Day 27: On our last day in the field, we finally worked in a cornfield, which is no Midwestern flat tract of land, but rather a patch-like quilt of tended fields which climbed up the mountainside. Since bears came in to raid the cornstalks of their treasure, there were piles of corn-filled scat to be found. Our last day corresponded with Middle Autumn Days, a three-day holiday and one of China’s most celebrated. A harvest celebration, it’s a very family-centric holiday, and many Chinese will travel home to enjoy meals with their loved ones. In addition to our usual festive eating and toasting with our Chinese co-workers, complete strangers noted that we were obviously far from our homes and came to our table to toast us and make us feel welcome. Sweet little cakes called moon cakes, filled with stiff fruit jellies, nuts, or meat, are shared among friends and acquaintances as gifts for Middle Autumn Days, and we were thoroughly plied with the dense little treats.
We ended our night with bellies full of barbeque and pockets full of moon cakes, a fitting end to a successful and adventure-filled project very much worth celebrating.
Wulan, Karl, Aimee, and Wicket finished after our last day of field work.
Days 28-30: It was three more days before Wicket and I landed back in the United States. The process of exporting Wicket out of China was fraught with confusion and difficulties. Wulan spent days getting paperwork in order and sweet-talking various officials and airline personnel, who were often confused, because people there don’t typically fly with dogs.

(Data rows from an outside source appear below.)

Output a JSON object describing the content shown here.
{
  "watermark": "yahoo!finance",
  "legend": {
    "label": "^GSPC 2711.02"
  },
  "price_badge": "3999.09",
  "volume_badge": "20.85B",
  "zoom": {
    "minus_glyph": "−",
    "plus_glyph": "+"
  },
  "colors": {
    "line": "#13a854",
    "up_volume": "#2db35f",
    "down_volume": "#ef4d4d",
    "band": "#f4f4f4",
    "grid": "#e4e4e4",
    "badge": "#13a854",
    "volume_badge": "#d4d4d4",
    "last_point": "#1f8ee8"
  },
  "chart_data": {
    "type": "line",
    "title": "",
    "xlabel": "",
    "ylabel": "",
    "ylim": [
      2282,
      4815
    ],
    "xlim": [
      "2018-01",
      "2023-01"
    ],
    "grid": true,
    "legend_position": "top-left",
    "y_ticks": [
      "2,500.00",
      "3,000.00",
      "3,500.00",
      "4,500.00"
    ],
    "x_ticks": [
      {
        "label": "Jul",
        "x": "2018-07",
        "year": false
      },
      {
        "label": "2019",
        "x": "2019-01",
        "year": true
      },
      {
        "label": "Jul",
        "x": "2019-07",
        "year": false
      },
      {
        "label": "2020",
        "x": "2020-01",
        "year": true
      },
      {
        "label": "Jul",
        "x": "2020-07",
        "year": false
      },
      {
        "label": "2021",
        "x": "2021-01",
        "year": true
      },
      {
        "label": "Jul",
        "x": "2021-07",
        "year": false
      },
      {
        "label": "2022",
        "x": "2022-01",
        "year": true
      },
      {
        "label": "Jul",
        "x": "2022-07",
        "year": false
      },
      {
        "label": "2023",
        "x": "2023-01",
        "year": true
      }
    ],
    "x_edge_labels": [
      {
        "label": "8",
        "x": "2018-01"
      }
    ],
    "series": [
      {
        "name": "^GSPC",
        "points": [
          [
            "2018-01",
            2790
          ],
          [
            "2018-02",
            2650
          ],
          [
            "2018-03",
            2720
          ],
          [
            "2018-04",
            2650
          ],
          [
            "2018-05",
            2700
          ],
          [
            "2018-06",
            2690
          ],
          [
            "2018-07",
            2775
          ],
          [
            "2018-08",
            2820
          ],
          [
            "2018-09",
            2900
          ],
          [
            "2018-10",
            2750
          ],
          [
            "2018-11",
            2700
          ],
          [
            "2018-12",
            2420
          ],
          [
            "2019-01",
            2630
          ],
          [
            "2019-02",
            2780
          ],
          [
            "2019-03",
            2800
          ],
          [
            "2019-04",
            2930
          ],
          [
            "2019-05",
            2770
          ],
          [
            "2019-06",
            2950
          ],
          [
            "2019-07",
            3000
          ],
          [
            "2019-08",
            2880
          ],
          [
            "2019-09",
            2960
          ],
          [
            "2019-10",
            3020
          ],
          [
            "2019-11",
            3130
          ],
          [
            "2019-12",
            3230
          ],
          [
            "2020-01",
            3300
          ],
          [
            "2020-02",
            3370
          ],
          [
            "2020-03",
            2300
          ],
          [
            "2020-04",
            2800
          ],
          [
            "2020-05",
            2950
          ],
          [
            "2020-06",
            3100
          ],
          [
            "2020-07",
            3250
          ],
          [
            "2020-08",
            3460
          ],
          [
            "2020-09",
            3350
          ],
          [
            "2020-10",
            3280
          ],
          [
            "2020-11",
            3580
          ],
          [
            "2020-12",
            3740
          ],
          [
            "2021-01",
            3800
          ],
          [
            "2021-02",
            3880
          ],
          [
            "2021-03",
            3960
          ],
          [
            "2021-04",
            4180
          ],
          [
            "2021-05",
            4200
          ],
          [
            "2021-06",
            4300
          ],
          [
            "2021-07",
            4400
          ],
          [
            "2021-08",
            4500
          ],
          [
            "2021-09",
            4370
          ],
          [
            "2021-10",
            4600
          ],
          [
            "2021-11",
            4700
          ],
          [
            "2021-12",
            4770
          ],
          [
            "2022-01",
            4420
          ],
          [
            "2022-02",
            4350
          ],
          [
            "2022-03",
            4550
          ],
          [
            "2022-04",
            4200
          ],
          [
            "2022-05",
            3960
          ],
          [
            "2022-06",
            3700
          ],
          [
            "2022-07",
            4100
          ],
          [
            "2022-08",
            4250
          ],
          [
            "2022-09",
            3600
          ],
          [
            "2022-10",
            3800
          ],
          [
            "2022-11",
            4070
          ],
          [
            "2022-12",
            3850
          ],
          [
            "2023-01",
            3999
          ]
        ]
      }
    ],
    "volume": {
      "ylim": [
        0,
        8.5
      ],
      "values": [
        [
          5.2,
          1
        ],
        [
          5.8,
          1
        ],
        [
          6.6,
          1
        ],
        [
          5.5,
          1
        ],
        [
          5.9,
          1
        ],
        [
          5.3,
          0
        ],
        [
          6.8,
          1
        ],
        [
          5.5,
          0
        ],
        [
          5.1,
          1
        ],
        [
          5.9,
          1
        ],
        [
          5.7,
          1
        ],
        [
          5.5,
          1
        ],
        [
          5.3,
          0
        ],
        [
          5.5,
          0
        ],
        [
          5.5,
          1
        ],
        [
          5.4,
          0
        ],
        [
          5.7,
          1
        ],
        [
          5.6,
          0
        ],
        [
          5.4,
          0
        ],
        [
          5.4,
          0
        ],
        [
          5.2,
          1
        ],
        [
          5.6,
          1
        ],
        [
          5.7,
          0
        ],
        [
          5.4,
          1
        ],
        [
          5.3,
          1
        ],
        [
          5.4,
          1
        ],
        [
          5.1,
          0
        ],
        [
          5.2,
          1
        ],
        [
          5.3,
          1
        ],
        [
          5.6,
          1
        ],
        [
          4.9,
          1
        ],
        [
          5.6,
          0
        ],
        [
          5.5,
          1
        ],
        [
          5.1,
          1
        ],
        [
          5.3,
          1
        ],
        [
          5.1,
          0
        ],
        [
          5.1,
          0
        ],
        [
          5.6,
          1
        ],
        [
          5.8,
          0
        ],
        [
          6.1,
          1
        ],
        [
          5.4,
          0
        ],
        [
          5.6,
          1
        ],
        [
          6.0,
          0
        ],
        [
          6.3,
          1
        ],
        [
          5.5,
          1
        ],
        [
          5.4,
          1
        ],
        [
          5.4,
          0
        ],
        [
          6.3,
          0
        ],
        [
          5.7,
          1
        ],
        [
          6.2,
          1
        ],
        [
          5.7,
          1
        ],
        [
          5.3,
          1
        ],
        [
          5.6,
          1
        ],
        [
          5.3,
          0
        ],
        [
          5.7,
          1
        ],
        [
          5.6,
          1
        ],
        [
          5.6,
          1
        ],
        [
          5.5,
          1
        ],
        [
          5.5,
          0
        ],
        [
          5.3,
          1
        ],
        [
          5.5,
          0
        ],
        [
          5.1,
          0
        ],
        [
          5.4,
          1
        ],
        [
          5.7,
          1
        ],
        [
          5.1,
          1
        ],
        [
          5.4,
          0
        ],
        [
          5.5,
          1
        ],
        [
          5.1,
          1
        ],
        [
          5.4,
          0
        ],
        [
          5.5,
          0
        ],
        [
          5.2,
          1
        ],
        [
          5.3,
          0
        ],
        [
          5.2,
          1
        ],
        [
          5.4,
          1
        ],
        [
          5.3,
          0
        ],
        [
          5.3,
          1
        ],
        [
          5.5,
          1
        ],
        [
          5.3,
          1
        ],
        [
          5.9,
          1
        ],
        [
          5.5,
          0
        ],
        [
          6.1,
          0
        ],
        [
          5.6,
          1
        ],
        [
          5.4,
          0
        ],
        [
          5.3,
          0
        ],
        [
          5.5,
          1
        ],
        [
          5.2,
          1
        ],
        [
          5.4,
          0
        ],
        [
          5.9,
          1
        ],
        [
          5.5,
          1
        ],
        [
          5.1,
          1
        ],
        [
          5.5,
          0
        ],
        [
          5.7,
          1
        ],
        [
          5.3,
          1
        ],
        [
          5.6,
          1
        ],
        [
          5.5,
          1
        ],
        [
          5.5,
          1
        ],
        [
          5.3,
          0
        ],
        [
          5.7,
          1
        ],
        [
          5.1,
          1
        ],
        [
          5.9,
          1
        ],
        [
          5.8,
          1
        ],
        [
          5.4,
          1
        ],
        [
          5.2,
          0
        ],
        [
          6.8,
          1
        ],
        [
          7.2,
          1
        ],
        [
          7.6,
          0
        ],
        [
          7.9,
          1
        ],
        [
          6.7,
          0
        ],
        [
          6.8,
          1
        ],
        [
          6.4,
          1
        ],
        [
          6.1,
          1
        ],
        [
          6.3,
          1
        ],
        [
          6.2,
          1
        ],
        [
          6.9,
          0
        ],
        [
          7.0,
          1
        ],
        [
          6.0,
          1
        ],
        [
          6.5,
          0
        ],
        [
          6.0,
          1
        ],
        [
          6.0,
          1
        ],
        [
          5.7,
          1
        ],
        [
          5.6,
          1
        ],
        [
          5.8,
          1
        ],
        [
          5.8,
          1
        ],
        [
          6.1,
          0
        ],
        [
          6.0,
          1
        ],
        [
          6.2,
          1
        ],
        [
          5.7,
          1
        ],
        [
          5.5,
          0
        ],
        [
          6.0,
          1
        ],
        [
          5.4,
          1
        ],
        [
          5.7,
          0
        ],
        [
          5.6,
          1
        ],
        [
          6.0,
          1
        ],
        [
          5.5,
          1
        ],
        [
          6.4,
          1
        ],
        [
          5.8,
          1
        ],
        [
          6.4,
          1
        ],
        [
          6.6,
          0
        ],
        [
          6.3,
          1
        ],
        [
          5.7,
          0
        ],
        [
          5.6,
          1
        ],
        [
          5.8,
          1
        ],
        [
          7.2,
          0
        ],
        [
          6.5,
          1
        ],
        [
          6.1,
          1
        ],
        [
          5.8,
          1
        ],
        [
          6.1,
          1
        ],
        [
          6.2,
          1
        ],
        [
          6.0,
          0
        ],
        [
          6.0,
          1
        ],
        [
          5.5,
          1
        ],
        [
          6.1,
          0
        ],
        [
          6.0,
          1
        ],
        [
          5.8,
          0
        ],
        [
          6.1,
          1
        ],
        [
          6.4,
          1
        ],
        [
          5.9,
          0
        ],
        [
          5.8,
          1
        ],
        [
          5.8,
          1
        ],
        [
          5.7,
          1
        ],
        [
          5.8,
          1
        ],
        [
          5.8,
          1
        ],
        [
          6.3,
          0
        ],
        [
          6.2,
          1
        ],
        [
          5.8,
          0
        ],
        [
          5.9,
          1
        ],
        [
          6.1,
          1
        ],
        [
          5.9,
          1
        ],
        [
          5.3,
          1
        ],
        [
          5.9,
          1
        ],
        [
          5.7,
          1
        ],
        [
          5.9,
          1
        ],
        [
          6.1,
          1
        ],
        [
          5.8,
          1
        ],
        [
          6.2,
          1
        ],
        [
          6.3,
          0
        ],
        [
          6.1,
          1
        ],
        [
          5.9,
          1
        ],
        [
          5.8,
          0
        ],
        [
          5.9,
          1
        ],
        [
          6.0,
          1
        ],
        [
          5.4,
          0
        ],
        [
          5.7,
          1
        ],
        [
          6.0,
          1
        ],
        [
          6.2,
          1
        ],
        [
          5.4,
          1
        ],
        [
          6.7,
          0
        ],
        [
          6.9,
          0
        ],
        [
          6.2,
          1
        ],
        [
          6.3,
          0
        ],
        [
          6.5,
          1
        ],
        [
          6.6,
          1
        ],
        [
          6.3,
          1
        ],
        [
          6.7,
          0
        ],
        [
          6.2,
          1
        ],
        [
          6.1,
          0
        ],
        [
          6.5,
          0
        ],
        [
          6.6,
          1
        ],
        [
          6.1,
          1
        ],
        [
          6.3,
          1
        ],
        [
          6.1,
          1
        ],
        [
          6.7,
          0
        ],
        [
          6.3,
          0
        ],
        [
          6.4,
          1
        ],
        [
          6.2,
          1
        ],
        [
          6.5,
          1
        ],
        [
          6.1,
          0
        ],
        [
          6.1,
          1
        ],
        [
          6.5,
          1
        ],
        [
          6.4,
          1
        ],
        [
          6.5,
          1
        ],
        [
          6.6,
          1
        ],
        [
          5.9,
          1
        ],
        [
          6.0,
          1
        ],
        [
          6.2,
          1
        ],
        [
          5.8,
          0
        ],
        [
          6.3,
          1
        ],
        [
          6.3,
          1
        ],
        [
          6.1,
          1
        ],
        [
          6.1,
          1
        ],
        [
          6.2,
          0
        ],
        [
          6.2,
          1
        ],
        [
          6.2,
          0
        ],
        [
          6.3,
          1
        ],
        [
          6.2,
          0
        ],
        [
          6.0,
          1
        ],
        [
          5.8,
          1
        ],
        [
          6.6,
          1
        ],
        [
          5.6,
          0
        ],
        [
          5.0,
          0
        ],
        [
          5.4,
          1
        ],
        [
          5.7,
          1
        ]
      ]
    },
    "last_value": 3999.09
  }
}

We ended up getting a lot of help from a cargo shipping company, which had never flown a dog before but was a regular shipper of other precious cargo—they were currently arranging the return of a giant panda, which had been on loan to the San Diego Zoo.
As Karl boarded his plane to return home to Wisconsin, and Wulan was busy with our last minute departure arrangements, I finally had some time alone with my thoughts. Overall, we searched five reserves and Wicket found forty-one scats in four of them. Her contribution of finding scats in areas where previous searches yielded little would round out the impressive amount of data that this project had generated over the last three years. Never before had Wicket and I had the opportunity to interact with so many people while working; we worked with dozens of local reserve workers and converted many of them from skeptics to believers about the value of conservation dogs. Moreover, we met many more villagers and gave them an opportunity to meet a fearless, friendly, and engaged dog. I can’t even begin to recount the number of smiles that Wicket brought to the faces of those we met.
Personally, this month brought me a host of new friends and colleagues whose work and professionalism I admired, and whose good humor helped every day in this foreign land seem a wild adventure and all around good time. I learned to hand over control and trust others to get me to where I needed to be and to look out for me. And I had confirmed what I had long suspected—that I can eat just about anything.